Ph.Lic. Heimo Laamanen defends his doctoral thesis Epistemological Approach to Dependability of Intelligent Distributed Systems on Friday the 26th of June 2020 at 12 o'clock in the University of Helsinki Metsätalo building, Auditorium 2 (Unioninkatu 40, 2nd floor). His opponent is Professor Erkki Sutinen (University of Turku, Winhoek, Namibia) and custos Professor Jussi Kangasharju (University of Helsinki). The defence will be held in English. It is possible to follow the defence as a live stream at https://helsinki.zoom.us/j/63687369404?pwd=VjJTbzhmVDJMbkQ4WUd4Si96dktDdz09.
The thesis of Heimo Laamanen is a part of research done in the Department of Computer Science at the University of Helsinki. His supervisors have been Professor Jussi Kangasharju (University of Helsinki) and University Lecturer Markus Lammenranta (University of Helsinki).
Epistemological Approach to Dependability of Intelligent Distributed Systems
Recent and expected future developments in the domains of artificial intelligence, intelligent software agents, and robotics will create a new kind of environment where artificial entities and human beings seamlessly operate together to offer services. The users of these services may not necessary know whether the service is actually offered by a human being or an artificial entity. This kind of environment raises a requirement for using a joint terminology between human beings and artificial entities, especially in the domain of the epistemic quality of information. The epistemic quality of information will play an important role in this kind of intelligent distributed systems. One of the main reasons is that it affects the dependability of those systems.
Epistemology is the study of knowledge and justified belief including their nature, sources, limits, and forms. Human beings have been interested in epistemology since the times of ancient Greece, as knowledge is seen to be an important factor of human beings' actions and success in the actions. We are of the opinion that the scene of epistemology is changing more than ever before: artificial intelligence has entered into the domain. In this thesis we argue that first, an intelligent software entity is capable of having beliefs and second, both knowledge and justified belief will be important factors in the dependability of AI-based agents' actions and success in the actions.
We carry out a theoretical analysis of the epistemological concepts - belief, justified belief, and knowledge - for the context of intelligent software agents and dependable intelligent distributed systems. We introduce enhanced definitions of justified belief and knowledge, which we call Pragmatic Process Reliabilism. These definitions can be adopted into dependable intelligent distributed systems.
We enhance the dependability taxonomy in order to cope better with the situations created by learning and the variation of the epistemic quality of information. The enhancements comprise the following concepts: attributes (skillfulness, truthfulness, and serveability), fault classes (training fault and learning fault), failure (action failure and observed failure), and means (relearning and retraining).
We develop a theoretical framework (Belief Description Framework - BDF) to perceive, process, and distribute information in order to verify that our ideas can be implemented.
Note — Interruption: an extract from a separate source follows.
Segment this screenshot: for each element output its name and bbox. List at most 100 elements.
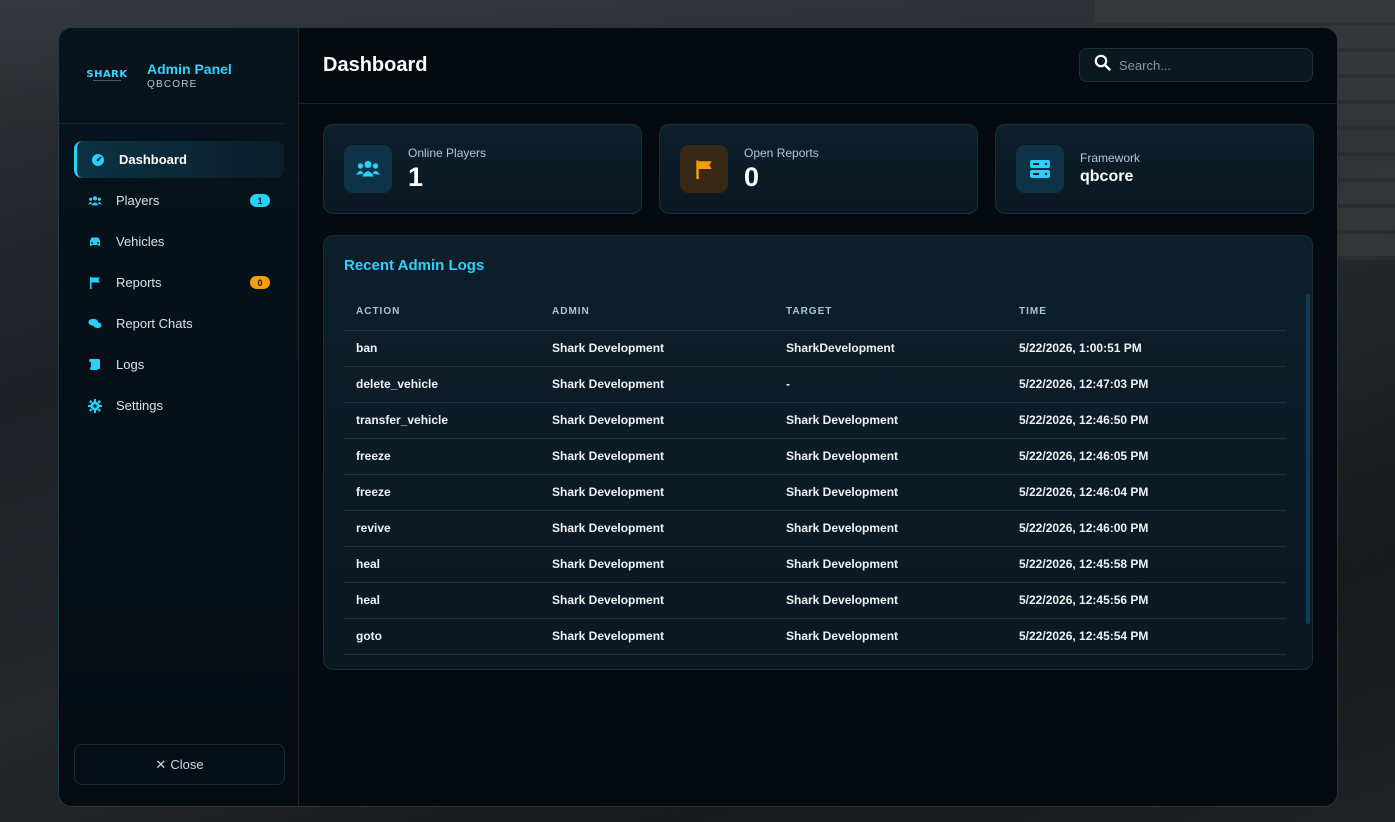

We model the framework using Unified Modelling Language in order to demonstrate its applicability for implementation. First, we define relationships between epistemological concepts and software entities (classes). Second, we show that information, belief, justified belief, and knowledge can be specified as classes and instantiated as objects. The Information class defines the environment - a kind of information ecosystem - of information. It is the central point. It has relationships with other classes: Proposition, Presentation, EpistemicQuality, Warrant, Security, Context, and ActorOnInformation. Third, we specify some important requirements for BDF. Fourth, we show by modelling BDF using the UML modelling method that BDF can be specified and implemented.